Many general-purpose applications exploit Graphics Processing Units (GPUs) by executing a set of well-known dataparallel primitives. Those primitives are usually invoked from the host many times, so their throughput has a great impact on the performance of the overall system. Thus, the study of novel algorithmic strategies to optimize their implementation on current devices is an interesting topic to the GPU community. In this paper we focus on optimizing the reduction primitive, which merely reduces a data sequence into a single value using a binary associative operator. Although tree-based and sequential-based algorithms have been already implemented on GPUs, a comparison of both algorithm performance had not been carried out yet. Thus, our first contribution is to present an experimental study of state-of-the-art reduction algorithms on CUDA. Next we introduce two algorithmic optimizations that are integrated into the fastest solution (a sequential-based algorithm), improving its throughput even more. Finally, we replicate this methodology to the segmented version of the primitive, which applies when the input is composed of several independent segments.

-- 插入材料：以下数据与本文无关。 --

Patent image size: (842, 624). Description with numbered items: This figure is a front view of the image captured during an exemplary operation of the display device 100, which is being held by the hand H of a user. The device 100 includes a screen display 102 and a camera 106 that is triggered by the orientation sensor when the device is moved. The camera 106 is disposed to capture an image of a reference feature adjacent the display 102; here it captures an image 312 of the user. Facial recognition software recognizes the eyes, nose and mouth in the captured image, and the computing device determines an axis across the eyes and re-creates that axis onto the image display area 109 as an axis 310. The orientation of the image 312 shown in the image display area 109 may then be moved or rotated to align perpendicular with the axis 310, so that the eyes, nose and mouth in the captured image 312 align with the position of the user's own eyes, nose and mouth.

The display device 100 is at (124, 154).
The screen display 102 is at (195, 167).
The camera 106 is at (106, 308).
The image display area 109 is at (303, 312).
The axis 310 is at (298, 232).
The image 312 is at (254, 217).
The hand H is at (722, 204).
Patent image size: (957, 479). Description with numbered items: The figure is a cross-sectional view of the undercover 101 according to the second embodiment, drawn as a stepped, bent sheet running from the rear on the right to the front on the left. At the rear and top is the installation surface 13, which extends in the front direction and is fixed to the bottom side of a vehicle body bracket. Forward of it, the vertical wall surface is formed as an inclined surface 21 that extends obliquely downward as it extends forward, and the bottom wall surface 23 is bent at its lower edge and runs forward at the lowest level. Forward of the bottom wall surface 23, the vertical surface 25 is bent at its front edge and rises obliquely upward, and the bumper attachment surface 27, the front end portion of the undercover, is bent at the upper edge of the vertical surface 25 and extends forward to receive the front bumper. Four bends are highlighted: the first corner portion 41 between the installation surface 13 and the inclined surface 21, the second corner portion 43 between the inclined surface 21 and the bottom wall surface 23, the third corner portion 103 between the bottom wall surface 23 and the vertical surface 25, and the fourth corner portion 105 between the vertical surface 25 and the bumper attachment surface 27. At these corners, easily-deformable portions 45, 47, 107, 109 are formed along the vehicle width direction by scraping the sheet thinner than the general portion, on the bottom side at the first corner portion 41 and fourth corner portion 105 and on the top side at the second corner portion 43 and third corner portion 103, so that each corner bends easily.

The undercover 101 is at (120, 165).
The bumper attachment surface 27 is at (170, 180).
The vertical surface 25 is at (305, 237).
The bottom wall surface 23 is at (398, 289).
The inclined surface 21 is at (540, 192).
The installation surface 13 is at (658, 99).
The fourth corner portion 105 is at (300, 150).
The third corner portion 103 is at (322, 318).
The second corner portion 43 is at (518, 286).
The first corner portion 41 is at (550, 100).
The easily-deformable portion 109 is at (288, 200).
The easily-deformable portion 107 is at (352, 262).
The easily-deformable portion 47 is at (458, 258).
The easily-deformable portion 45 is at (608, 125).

In this case, it is not clear which algorithm exhibits the best performance, since throughput deeply depends on the distribution of segments along the input. According to our results, tree-based algorithms run faster for small segments, while sequential methods are better for medium and large ones.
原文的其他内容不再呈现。